Recently, the cybersecurity headlines have been dominated by news of another massive data storage leak. This time, the data leak came from marketing data aggregator Exactis. Allegedly, hundreds of millions of Americans’ email addresses, home addresses, religion, pet information, and other personal information were leaked online.
Sadly, this may not seem all that surprising. Data breaches and hacks on major enterprises’ networks have become so commonplace that a week without a hack seems a novelty. Yet the Exactis breach proves interesting precisely because it isn’t truly different. In fact, it highlights a recurrent problem in cybersecurity: data storage nodes and their visibility in enterprise networks.
In the case of Exactis, an independent security researcher found the Exactis database sitting on a publicly accessible server. This is remarkably similar to a similar incident from earlier this year wherein brand marketing firm Octoly leaked thousands of social media influencers’ personal information due to improperly configured Amazon data storage bucket. Furthermore, that wasn’t even the first such leak of its kind this year: FedEx suffered a similar data storage failure that leaked hundreds of thousands of customers’ data.
Indeed, data storage is one of the trickiest aspects of cybersecurity in general and SIEM in particular. On the one hand, different departments in your enterprise need to create their own data storage policies in order to function optimally. Yet simultaneously this aggravates your IT security team’s woes. More databases mean more trouble aggregating data from the disparate databases—or possibly obfuscating that certain databases even exist. Exacerbating these problems is the much-beloved prospect of enterprise cloud migration: the benefits of an infinitely scalable enterprise IT environment can be hindered by the drawbacks of an environment that can be too large to properly inspect or monitor.
So what can you do to ensure that your enterprise follows data storage cybersecurity best practices?
Have a Clear Communication Policy for Data Storage Creation
The first step to better data storage in your enterprise is the same step to facilitating better business efficiencies: communication.
Therefore, as part of your everyday digital business practices for all of your departments, you must formally mandate that every time a new data storage location is created in your network your IT security team is immediately informed. They need to know what kinds of data is being stored, where it is located in your IT environment, and how the data is being used.

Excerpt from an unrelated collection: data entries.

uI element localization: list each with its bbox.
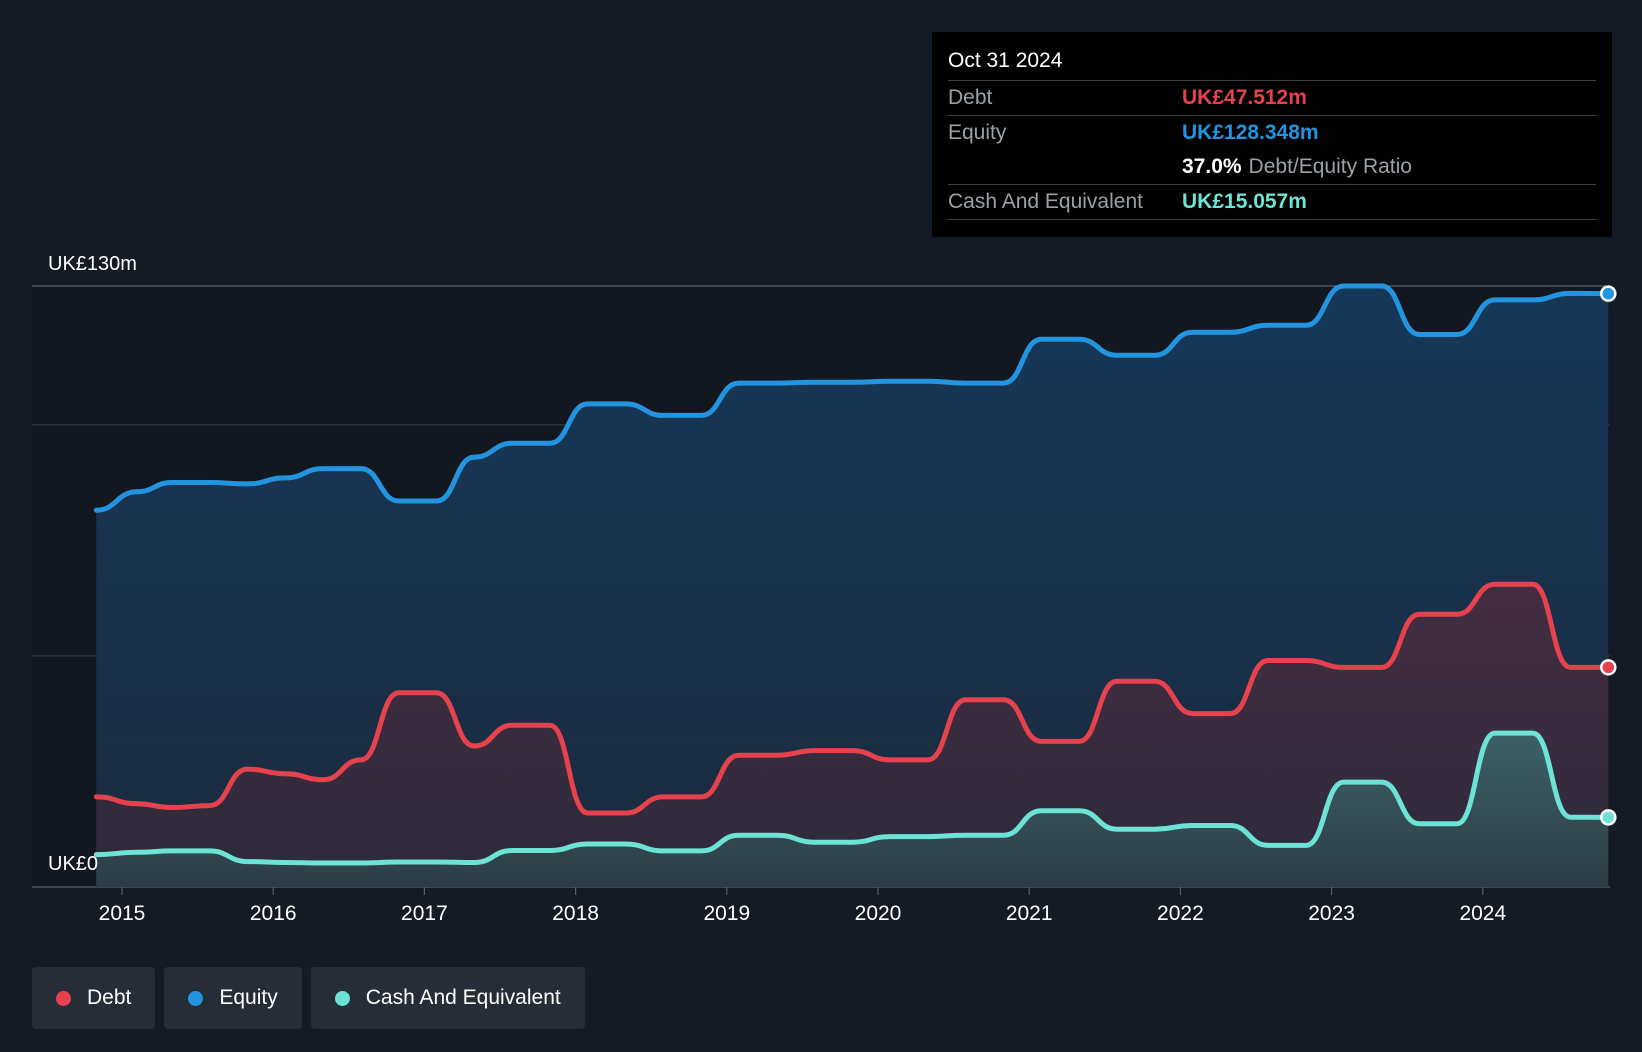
- x-tick-label: 2022: [1157, 902, 1204, 925]
- chart-legend: Debt Equity Cash And Equivalent: [32, 967, 585, 1029]
- x-tick-label: 2020: [855, 902, 902, 925]
- debt-line: [93, 581, 1611, 816]
- y-tick-label-top: UK£130m: [48, 253, 137, 275]
- tooltip-equity-label: Equity: [948, 121, 1007, 144]
- equity-line: [93, 283, 1611, 513]
- x-tick-label: 2016: [250, 902, 297, 925]
- legend-label-equity: Equity: [219, 986, 278, 1009]
- x-tick-label: 2019: [703, 902, 750, 925]
- tooltip-cash-value: UK£15.057m: [1182, 190, 1307, 213]
- legend-dot-cash-icon: [334, 990, 350, 1006]
- legend-dot-equity-icon: [188, 990, 204, 1006]
- legend-label-cash: Cash And Equivalent: [365, 986, 561, 1009]
- tooltip-debt-value: UK£47.512m: [1182, 86, 1307, 109]
- legend-item-debt[interactable]: Debt: [32, 967, 156, 1029]
- x-tick-label: 2015: [99, 902, 146, 925]
- tooltip-row-debt: Debt UK£47.512m: [948, 80, 1596, 115]
- hover-tooltip: Oct 31 2024 Debt UK£47.512m Equity UK£12…: [932, 32, 1612, 237]
- debt-area: [96, 584, 1609, 887]
- legend-item-equity[interactable]: Equity: [164, 967, 302, 1029]
- cash-last-point[interactable]: [1600, 809, 1617, 826]
- cash-area: [96, 733, 1609, 887]
- y-tick-label-bottom: UK£0: [48, 853, 98, 875]
- legend-item-cash[interactable]: Cash And Equivalent: [310, 967, 585, 1029]
- tooltip-row-cash: Cash And Equivalent UK£15.057m: [948, 184, 1596, 220]
- x-tick-label: 2017: [401, 902, 448, 925]
- x-tick-label: 2021: [1006, 902, 1053, 925]
- tooltip-ratio-label: Debt/Equity Ratio: [1248, 155, 1412, 178]
- tooltip-date: Oct 31 2024: [948, 49, 1063, 72]
- tooltip-cash-label: Cash And Equivalent: [948, 190, 1143, 213]
- tooltip-equity-value: UK£128.348m: [1182, 121, 1319, 144]
- x-tick-label: 2018: [552, 902, 599, 925]
- legend-label-debt: Debt: [87, 986, 132, 1009]
- debt-last-point[interactable]: [1600, 659, 1617, 676]
- legend-dot-debt-icon: [56, 990, 71, 1006]
- x-tick-label: 2024: [1459, 902, 1506, 925]
- x-tick-label: 2023: [1308, 902, 1355, 925]
- tooltip-row-equity: Equity UK£128.348m: [948, 115, 1596, 150]
- equity-last-point[interactable]: [1600, 285, 1617, 302]
- tooltip-debt-label: Debt: [948, 86, 993, 109]
- tooltip-row-ratio: 37.0% Debt/Equity Ratio: [948, 150, 1596, 184]
- cash-line: [93, 730, 1611, 866]
- tooltip-ratio-value: 37.0%: [1182, 155, 1242, 178]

The IT security team needs to know how much priority to place on protecting and monitoring each individual database as well as new data flows are going to and from each day. Without this information, huge parts of your enterprise’s network will go unmonitored…allowing hackers to run free.
Evaluate Your Current IT Environment
There are tools and solutions your enterprise can use to gain greater visibility into your enterprise, including SIEM and security analytics as well as preparatory network evaluation. Regardless of the means, your enterprise should absolutely work to increase its network visibility in order to locate all of its data storage nodes. To borrow an example from privileged access management, 40% of enterprises never bother to look for all of the privileged credentials in their enterprise. The question becomes: is the same true of your data storage? And how can you be sure?
Your IT security team won’t know what to protect if you don’t know what you have. Simple as that.
Configure Your Data Storage Properly
Ultimately, the most important lesson from the Exactis, FedEx, and Octoly data leaks is that when do you create new data storage nodes, they need to be properly configured so that your enterprise does not invite hackers or possible leakages. It is easy to forget that migrating to the cloud can also create new attack vectors that could leave your enterprise vulnerable.
Therefore, when you make data storage nodes, have your IT security team evaluate how those databases are configured and examine how each can be accessed. In other words, stress test your cybersecurity—it’s a good rule in general.